Quarterly growth signals end of recession
The economic performance was 0.4% lower according to raw data and 0.3% lower according to seasonally and calendar adjusted and reconciled data in the 3rd quarter of 2023 than in the same period of the previous year.
The decrease in the economic performance was mostly owing to falls in industry and market services, within which latter mainly in wholesale and retail trade as well as scientific, technical and administrative activities. The good performance of agriculture lowered the reduction. The decrease in the value added of services was partly offset by a significant growth in section human health and social work activities.
Gross domestic product was 1.2% lower in quarters 1–3 of 2023 according to both raw data and seasonally and calendar adjusted and reconciled data than in the corresponding period of the previous year.

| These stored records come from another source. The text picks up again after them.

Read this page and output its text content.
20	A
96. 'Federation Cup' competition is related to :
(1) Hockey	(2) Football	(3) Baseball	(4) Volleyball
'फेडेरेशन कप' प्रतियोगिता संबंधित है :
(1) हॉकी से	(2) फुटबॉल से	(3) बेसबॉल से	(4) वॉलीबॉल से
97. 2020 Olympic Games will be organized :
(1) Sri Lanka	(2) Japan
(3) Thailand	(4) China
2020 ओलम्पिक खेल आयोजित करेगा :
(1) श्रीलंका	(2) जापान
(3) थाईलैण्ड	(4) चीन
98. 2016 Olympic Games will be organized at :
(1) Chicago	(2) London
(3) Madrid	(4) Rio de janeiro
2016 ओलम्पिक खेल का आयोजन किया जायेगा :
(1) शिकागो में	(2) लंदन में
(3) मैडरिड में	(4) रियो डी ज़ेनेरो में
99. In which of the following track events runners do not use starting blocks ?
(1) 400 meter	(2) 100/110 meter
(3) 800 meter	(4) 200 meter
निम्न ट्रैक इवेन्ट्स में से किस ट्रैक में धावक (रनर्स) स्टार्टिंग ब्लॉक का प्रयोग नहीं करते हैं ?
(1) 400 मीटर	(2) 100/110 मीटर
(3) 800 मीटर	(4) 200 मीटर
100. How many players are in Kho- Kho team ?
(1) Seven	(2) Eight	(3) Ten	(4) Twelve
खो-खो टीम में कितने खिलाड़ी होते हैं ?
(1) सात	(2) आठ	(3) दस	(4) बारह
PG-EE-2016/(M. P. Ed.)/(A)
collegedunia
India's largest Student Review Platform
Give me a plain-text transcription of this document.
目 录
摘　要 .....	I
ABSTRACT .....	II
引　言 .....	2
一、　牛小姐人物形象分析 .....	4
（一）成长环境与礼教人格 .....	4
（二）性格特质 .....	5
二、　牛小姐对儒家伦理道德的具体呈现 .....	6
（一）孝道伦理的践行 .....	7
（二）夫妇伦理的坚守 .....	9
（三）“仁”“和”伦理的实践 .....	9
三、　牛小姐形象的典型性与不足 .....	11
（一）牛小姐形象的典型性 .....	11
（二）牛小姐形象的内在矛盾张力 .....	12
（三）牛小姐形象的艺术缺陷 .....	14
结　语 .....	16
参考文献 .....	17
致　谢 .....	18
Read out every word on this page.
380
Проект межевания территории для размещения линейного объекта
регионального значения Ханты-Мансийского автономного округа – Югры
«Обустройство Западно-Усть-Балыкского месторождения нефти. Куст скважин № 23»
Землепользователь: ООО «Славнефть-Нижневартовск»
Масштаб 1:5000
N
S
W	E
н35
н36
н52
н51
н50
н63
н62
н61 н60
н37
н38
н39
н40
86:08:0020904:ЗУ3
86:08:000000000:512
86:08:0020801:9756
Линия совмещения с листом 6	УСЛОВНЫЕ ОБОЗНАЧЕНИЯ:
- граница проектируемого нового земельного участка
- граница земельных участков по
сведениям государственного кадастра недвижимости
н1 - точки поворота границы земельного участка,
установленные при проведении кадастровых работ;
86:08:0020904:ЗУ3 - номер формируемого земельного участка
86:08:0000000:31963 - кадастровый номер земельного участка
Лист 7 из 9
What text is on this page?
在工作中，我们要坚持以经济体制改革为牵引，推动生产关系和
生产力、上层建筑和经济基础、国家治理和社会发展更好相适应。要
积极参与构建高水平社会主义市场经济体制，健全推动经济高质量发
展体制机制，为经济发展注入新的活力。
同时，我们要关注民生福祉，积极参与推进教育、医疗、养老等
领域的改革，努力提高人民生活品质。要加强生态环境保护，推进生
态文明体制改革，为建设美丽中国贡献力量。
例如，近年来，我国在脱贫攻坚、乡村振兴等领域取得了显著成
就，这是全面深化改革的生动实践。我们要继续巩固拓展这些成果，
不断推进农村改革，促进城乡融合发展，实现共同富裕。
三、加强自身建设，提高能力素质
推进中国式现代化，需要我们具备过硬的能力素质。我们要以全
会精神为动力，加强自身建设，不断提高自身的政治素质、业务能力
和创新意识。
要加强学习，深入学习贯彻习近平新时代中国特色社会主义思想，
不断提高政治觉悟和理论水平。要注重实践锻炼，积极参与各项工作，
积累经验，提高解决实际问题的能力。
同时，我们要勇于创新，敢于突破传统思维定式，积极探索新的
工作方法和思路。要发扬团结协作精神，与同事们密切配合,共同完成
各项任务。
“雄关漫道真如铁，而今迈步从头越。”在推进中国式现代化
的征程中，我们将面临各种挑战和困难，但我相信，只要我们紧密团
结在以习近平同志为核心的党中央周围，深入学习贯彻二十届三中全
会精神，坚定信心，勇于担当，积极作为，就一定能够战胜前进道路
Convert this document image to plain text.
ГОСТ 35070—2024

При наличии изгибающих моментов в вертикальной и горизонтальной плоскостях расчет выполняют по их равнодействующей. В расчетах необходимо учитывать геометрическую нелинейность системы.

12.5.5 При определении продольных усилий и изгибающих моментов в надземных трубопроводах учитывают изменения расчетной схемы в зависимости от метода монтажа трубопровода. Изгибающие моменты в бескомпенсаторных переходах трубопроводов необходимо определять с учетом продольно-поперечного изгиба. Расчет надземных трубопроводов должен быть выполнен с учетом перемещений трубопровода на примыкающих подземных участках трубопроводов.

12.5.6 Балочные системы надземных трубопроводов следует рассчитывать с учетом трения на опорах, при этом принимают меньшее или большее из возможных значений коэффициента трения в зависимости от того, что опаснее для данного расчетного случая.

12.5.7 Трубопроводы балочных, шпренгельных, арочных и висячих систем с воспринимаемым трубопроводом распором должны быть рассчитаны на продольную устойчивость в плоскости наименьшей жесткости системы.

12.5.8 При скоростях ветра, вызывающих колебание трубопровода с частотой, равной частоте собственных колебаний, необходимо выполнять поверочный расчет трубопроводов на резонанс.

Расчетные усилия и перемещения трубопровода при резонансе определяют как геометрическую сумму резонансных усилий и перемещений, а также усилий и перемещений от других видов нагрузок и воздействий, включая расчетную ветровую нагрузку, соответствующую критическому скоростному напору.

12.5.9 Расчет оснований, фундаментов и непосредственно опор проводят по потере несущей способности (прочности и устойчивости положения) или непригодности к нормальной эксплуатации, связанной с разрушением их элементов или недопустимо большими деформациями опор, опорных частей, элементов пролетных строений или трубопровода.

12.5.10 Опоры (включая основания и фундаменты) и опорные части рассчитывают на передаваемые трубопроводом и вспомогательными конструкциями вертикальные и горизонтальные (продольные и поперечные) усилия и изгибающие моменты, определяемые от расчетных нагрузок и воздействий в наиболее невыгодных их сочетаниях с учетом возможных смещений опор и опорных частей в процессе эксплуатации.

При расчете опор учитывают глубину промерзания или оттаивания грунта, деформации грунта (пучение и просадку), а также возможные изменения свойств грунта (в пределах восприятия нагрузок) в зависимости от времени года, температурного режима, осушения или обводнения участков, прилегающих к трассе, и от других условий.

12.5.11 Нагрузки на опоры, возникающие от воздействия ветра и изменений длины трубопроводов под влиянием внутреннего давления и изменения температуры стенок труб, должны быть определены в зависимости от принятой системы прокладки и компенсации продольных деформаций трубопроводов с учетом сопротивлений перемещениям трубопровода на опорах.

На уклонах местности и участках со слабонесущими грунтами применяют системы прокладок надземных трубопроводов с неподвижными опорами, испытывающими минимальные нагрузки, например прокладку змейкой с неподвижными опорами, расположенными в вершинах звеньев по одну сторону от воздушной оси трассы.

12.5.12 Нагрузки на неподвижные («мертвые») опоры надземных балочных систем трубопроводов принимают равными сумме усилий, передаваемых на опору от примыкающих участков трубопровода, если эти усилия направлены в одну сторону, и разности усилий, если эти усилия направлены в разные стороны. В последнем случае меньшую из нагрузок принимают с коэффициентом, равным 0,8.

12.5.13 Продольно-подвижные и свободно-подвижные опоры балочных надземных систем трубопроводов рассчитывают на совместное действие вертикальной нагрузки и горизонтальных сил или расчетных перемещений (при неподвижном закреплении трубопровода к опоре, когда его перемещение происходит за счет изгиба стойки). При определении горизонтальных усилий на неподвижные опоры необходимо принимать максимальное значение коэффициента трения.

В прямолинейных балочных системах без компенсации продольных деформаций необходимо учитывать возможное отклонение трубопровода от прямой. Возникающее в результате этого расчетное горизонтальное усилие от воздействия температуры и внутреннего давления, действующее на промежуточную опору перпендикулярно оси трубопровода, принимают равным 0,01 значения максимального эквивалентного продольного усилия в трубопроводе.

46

Marton Nagy, the economic development minister, said after the KSH release that restoring economic growth was “the next big task” after having curbed inflation.
The ministry statement said that the economy began growing again in the third quarter, adding that Hungarian growth had outperformed most other EU member states in the quarter.
He said the war in Ukraine and associated sanctions, as well as “profiteering by multinationals”, had battered the economy, businesses and families.
Although quarterly growth was positive, the economy contracted on annual basis, he noted, adding that the government still had work to do. Nagy referred to state-backed targeted loans under various schemes worth the equivalent of up to 1.5 percent of GDP, as well as the Factory Rescue scheme which subsidises energy-intensive businesses and frees companies from unfavourable energy contracts, among other measures.
He said a pick-up in consumer demand was expected and this would contribute to further growth. Real wages were likely to grow again from September, with a 4-5 percent increase next year, his statement said.
Talks on next year’s minimum wage between employers and employees will continue this week, with possible increases as early as this December, he noted.
One obstacle to growth recovery, he said, was high interest rates on the back of the central bank’s base rate exceeding inflation. This, he added, put a drag on consumption and deterred entrepreneurs from investing and developing, so damaging competitiveness and growth.
The economic development ministry, Nagy noted, has drafted a 10-point proposal in order to further increase employment and GDP and further strengthen competitiveness, with a goal for manufacturing to account for 30 percent of GDP by 2030 and the logistics sector to make up 10 percent. By that time, Hungary will have reached 90 percent of the EU level of development, Nagy said in his statement.